Mohamed Tozy quitte la direction générale de l’EGE pour fonder l’IEA
A la tête de l'Ecole de gouvernance et d’Economie de Rabat depuis 2013, le politologue et chercheur sera remplacé par Karim El Aynaoui début août prochain. Las de devoir gérer les contraintes administratives inhérentes à son mandat, Mohamed Tozy a demandé à être déchargé de ses fonctions pour diriger l’Institut d’Etudes avancées qui sera opérationnel en octobre 2017.
Créée en 2008 et rattachée à l’Université Mohamed VI Polytechnique (UM6P), l’EGE devenue en 2014 la Faculté de gouvernance, de sciences économiques et sociales, va changer de directeur général.
Lors d’une passation de pouvoirs qui aura lieu le 24 juillet prochain, le chercheur qui continuera à y enseigner sera remplacé par Karim El Aynaoui, directeur général d’OCP Policy Center.
Joint par Médias24, Tozy affirme que sa décision est mue par une volonté de se consacrer à la recherche et la formation doctorale en développant une politique d’accueil de doctorants et post-doctorants.
Pour accroître la dynamique de recherche enclenchée en 2014 avec la création du Centre de Recherches Economie, Société et Culture (CRESC) qu’il dirige, l’UM6P et OCP ont validé la création d’un Institut d’Etudes Avancées adossé au centre de recherches.
Le CRESC rassemble une quarantaine de chercheurs permanents et associés et plus de 40 doctorants en formation et qu’il est composé de deux chaires d’études (chaire des Etudes africaines comparées et chaire Paul Pascon pour les sciences sociales).
"Le développement des activités du CRESC m’amène à me consacrer exclusivement à la poursuite de son expansion et au lancement d’un Institut au sein de l’Université Mohammed VI Polytechnique (UM6P), en coopération avec les universités publiques du Maroc", explique l’enseignant.
Selon lui, la création du nouvel institut complètera le dispositif de recherche mis en place par l’Université dans le domaine des sciences politiques et sociales, notamment sur le continent africain.

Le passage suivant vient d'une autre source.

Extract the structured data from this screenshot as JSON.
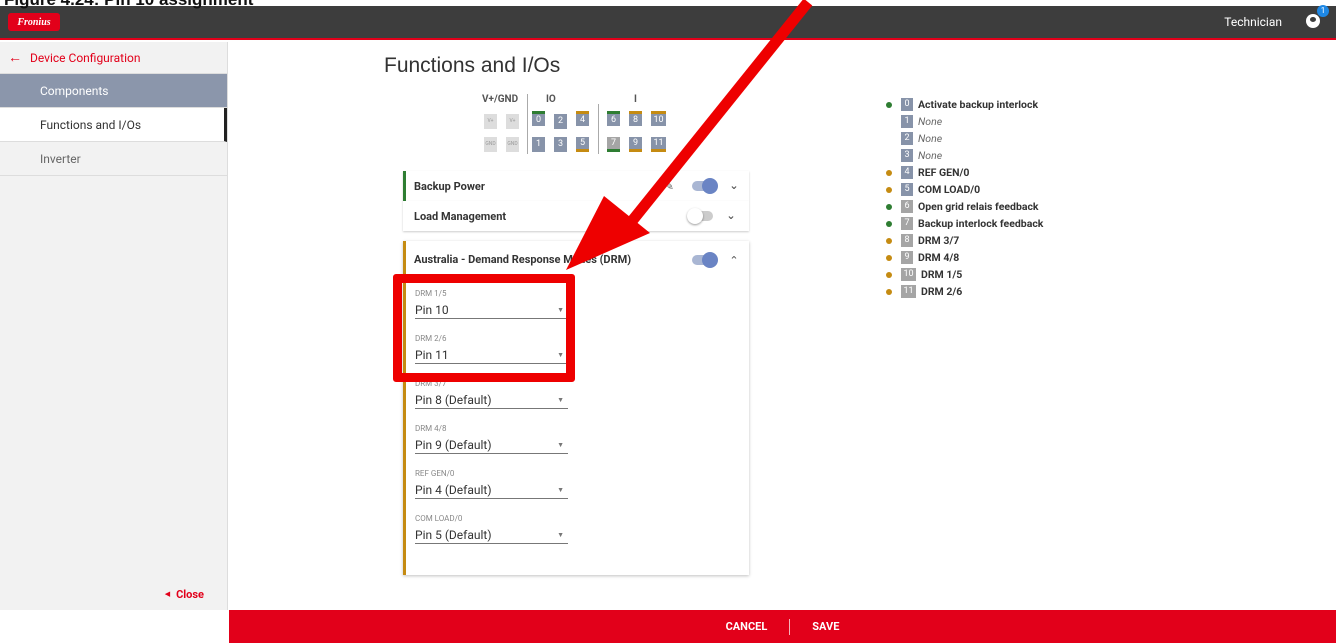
{
  "caption": "Figure 4.24: Pin 10 assignment",
  "topbar": {
    "logo": "Fronius",
    "role": "Technician",
    "notification_count": "1"
  },
  "sidebar": {
    "back_label": "Device Configuration",
    "items": [
      {
        "label": "Components"
      },
      {
        "label": "Functions and I/Os"
      },
      {
        "label": "Inverter"
      }
    ],
    "close_label": "Close"
  },
  "page_title": "Functions and I/Os",
  "pin_map": {
    "groups": [
      "V+/GND",
      "IO",
      "I"
    ],
    "vplus": [
      "V+",
      "V+"
    ],
    "gnd": [
      "GND",
      "GND"
    ],
    "top_pins": [
      "0",
      "2",
      "4",
      "6",
      "8",
      "10"
    ],
    "bottom_pins": [
      "1",
      "3",
      "5",
      "7",
      "9",
      "11"
    ]
  },
  "panels": {
    "backup_power": "Backup Power",
    "load_management": "Load Management",
    "drm": "Australia - Demand Response Modes (DRM)"
  },
  "drm_fields": [
    {
      "label": "DRM 1/5",
      "value": "Pin 10"
    },
    {
      "label": "DRM 2/6",
      "value": "Pin 11"
    },
    {
      "label": "DRM 3/7",
      "value": "Pin 8 (Default)"
    },
    {
      "label": "DRM 4/8",
      "value": "Pin 9 (Default)"
    },
    {
      "label": "REF GEN/0",
      "value": "Pin 4 (Default)"
    },
    {
      "label": "COM LOAD/0",
      "value": "Pin 5 (Default)"
    }
  ],
  "legend": [
    {
      "pin": "0",
      "text": "Activate backup interlock"
    },
    {
      "pin": "1",
      "text": "None"
    },
    {
      "pin": "2",
      "text": "None"
    },
    {
      "pin": "3",
      "text": "None"
    },
    {
      "pin": "4",
      "text": "REF GEN/0"
    },
    {
      "pin": "5",
      "text": "COM LOAD/0"
    },
    {
      "pin": "6",
      "text": "Open grid relais feedback"
    },
    {
      "pin": "7",
      "text": "Backup interlock feedback"
    },
    {
      "pin": "8",
      "text": "DRM 3/7"
    },
    {
      "pin": "9",
      "text": "DRM 4/8"
    },
    {
      "pin": "10",
      "text": "DRM 1/5"
    },
    {
      "pin": "11",
      "text": "DRM 2/6"
    }
  ],
  "footer": {
    "cancel": "CANCEL",
    "save": "SAVE"
  },
  "colors": {
    "brand_red": "#e2001a",
    "active_blue": "#8b96ab",
    "green": "#2e7d32",
    "orange": "#c58b12"
  }
}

"Le CRESC et son nouvel Institut devront permettre un rayonnement international accru des activités de recherches en sciences sociales au sein de l’Université Mohammed VI Polytechnique et conforter les objectifs de formation de nouveaux chercheurs dans ces disciplines", conclut Tozy.
Interrogé, Olivier Deau, responsable communication à al Faculté de gouvernance, sciences économiques et sociales déclare que l’IEA organisera des activités à l’université Mohamed VI Polytechnique de Benguerir mais que ses locaux principaux devraient être à Rabat ou Casablanca.

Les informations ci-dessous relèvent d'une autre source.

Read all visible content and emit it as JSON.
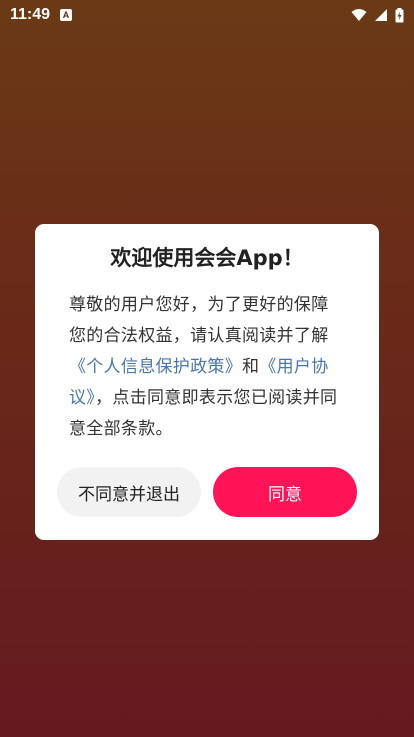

"Le lieu du siège de l’institut n’a pas encore été choisi mais il sera localisé dans une de ces deux villes qui comptent une forte population étudiante et donc plusieurs futurs chercheurs", précise notre interlocuteur en ajoutant que l’IEA sera géré par le CRESC et donc par Tozy qui l’a créé en 2014.

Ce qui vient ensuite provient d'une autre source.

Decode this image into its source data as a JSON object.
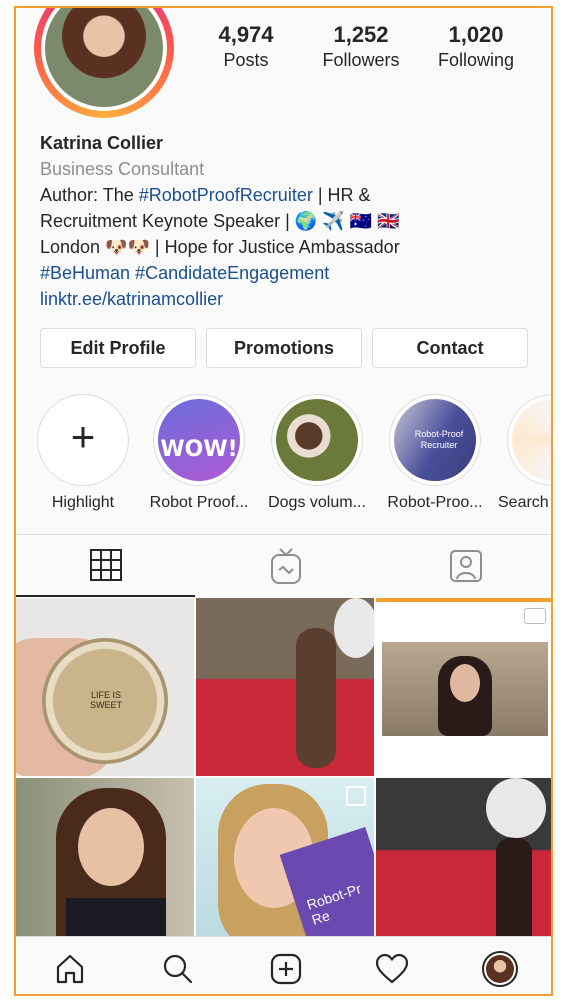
{
  "profile": {
    "name": "Katrina Collier",
    "category": "Business Consultant",
    "bio_line1_prefix": "Author: The ",
    "bio_line1_tag": "#RobotProofRecruiter",
    "bio_line1_suffix": " | HR &",
    "bio_line2": "Recruitment Keynote Speaker | 🌍 ✈️ 🇦🇺 🇬🇧",
    "bio_line3": "London 🐶🐶 | Hope for Justice Ambassador",
    "bio_tags": "#BeHuman #CandidateEngagement",
    "website": "linktr.ee/katrinamcollier"
  },
  "stats": [
    {
      "value": "4,974",
      "label": "Posts"
    },
    {
      "value": "1,252",
      "label": "Followers"
    },
    {
      "value": "1,020",
      "label": "Following"
    }
  ],
  "buttons": {
    "edit": "Edit Profile",
    "promotions": "Promotions",
    "contact": "Contact"
  },
  "highlights": [
    {
      "label": "Highlight"
    },
    {
      "label": "Robot Proof...",
      "text": "WOW!"
    },
    {
      "label": "Dogs volum..."
    },
    {
      "label": "Robot-Proo...",
      "text": "Robot-Proof Recruiter"
    },
    {
      "label": "Search"
    }
  ],
  "grid_texts": {
    "lid": "LIFE IS SWEET",
    "book": "Robot-Pr Re"
  },
  "colors": {
    "accent_frame": "#f0a030",
    "link": "#1b4f8f",
    "border": "#dbdbdb"
  }
}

Selon lui, l’IEA sera le 2ème institut du genre sur le continent après l’Afrique du sud. Même s’ils ont le même périmètre disciplinaire, les vocations du CRESC et de l’IEA diffèrent car le centre est destiné aux chercheurs de l’UM6P alors que l’institut travaillera avec les universités marocaines et africaines.
"Ce type d'institut offre un format très souple dont un des modèles historiques est celui créé à Princeton dans les années 30. Ces instituts travaillent avec toutes les universités et non pas seulement avec l'université qui les portent. Leur raison d'être est la recherche. Un des premiers fondateurs revendiquaient d'ailleurs l'utilité d'une recherche inutile et ce type d'organisation a permis à des chercheurs aujourd'hui renommés de travailler et de faire connaître leurs travaux aujourd'hui considérés comme essentiel", commente Deau.
Notre interlocuteur poursuit que l’IEA qui ouvrira ses portes en octobre prochain sera financé par l’UM6P et par le groupe OCP qui est l’initiateur et le bailleur de fonds de l’Université de Benguerir.
Cette stratégie de développement de la recherche permettra à l’institut de doubler, dans les deux ans à venir, le nombre de ses chercheurs permanents en le faisant passer à 30 et l’UM6P pourra recruter une dizaine de post-doctorants afin d'accompagner les thésards dans leur recherche.
Pour conclure, notre interlocuteur se veut rassurant en assurant que les professeurs de l’IEA, y compris Mohamed Tozy, continueront à enseigner à la faculté de gouvernance.